Dallas-based Banctec released Windows versions of two customer information software packages for community banks, Access and Banker.
First National Systems of Cotuit, Mass., came out with a Windows version of its accounting package, Financial Executive Support System.
Both companies are responding to growing demand for software compatible with the Microsoft Windows operating system.
Banctec is entering into Windows-based environments for the first time, said Bill Maxwell, vice president of community banking.
Its two products are designed for separate segments of the community banking market: Access for institutions with less than $1 billion of assets and Banker for those with up to $4 billion.
Some of Banctec's clients are calling for a Windows approach. Lamar (Mo.) Bank and Trust of Lamar expects to move to Windows in early 1997. Danny R. Little, the bank's executive vice president, said, "We want to move to a true client/server environment."
Using a Windows-based system is "more intuitive" and "easier to learn," Mr. Little said.
The Lamar bank has been using the Access system for four years on a DOS- based system.
The First National Systems product was designed to meet the needs of chief financial officers, said Norman E. Weill, the software company's president.
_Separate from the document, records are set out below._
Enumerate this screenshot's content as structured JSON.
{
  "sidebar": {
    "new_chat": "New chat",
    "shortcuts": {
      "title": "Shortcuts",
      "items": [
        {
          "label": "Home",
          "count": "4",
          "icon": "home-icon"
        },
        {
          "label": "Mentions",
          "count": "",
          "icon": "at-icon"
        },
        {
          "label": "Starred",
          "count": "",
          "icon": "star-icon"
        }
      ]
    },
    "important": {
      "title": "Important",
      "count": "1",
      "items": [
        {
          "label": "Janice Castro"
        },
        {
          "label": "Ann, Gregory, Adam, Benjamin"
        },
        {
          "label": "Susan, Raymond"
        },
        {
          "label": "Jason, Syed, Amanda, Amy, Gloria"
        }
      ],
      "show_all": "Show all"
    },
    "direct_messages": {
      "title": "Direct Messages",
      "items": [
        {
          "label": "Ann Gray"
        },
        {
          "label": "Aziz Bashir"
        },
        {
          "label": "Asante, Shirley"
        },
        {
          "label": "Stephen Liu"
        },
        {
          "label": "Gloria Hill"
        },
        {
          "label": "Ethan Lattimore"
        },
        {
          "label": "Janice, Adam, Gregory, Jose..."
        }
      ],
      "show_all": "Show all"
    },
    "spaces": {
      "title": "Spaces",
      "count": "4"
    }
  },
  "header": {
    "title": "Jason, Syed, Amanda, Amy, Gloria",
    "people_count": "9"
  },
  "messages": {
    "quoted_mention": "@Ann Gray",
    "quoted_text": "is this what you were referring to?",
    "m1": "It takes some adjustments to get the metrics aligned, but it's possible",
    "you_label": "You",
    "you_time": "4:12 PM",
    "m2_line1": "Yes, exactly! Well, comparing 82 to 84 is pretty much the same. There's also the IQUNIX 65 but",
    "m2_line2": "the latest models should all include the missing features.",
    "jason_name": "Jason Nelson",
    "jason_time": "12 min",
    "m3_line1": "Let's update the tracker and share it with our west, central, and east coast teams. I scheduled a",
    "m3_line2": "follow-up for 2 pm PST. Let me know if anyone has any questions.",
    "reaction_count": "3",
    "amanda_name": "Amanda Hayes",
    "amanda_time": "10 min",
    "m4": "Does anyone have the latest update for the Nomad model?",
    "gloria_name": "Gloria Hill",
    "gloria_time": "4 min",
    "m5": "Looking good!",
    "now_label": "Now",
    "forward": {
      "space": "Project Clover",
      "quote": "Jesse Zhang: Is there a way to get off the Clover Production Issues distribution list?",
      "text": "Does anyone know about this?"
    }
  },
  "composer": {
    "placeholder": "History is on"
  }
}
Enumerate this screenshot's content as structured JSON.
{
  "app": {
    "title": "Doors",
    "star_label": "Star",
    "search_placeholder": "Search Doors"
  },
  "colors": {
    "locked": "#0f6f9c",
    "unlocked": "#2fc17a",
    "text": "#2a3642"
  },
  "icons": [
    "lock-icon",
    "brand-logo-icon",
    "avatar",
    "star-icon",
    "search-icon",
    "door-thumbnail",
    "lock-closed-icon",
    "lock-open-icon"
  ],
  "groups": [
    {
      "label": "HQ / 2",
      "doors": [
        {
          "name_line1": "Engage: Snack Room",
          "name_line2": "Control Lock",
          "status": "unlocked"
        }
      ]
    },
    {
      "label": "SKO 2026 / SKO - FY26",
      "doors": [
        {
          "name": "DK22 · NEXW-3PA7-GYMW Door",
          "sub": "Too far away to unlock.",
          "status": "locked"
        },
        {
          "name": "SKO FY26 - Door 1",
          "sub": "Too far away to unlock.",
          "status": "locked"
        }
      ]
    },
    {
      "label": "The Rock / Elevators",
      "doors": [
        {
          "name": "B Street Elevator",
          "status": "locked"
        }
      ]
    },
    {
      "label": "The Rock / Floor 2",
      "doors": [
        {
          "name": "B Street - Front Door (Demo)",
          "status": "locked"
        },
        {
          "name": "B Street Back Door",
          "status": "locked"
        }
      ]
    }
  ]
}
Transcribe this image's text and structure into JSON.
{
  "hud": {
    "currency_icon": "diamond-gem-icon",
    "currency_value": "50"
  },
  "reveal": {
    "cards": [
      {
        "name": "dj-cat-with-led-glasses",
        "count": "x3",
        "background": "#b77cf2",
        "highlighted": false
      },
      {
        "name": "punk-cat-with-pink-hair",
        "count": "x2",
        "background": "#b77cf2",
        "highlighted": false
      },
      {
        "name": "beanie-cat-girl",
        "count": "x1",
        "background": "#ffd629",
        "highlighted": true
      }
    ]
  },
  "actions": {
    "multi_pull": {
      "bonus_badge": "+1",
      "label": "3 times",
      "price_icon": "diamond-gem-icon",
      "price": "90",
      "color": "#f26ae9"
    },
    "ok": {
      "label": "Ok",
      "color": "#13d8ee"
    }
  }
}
The target market is community banks in the $50 million- to $1 billion-asset range.
"The world today involves working in a graphical-interface environment," Mr. Weill said, referring to the menu-based command system Windows is noted for. He added that the new version may be easier to learn because most people already have some experience with Windows-based applications.
Since last April, the Bank of Fall River, Mass., has been a test site for First National Systems' Windows version. "It streamlines the flow of accounting information," said Charles O'Brien, the bank's chief financial officer.
"It allowed us to maintain current overhead levels. Instead of adding staff, we are able to get more productivity out of our employees," Mr. O'Brien said.
First National Systems will also continue to support other versions of its software, including DOS, because "the customers, in some cases, invested in computer technology that may not have the capacity to run Windows," Mr. Weill said.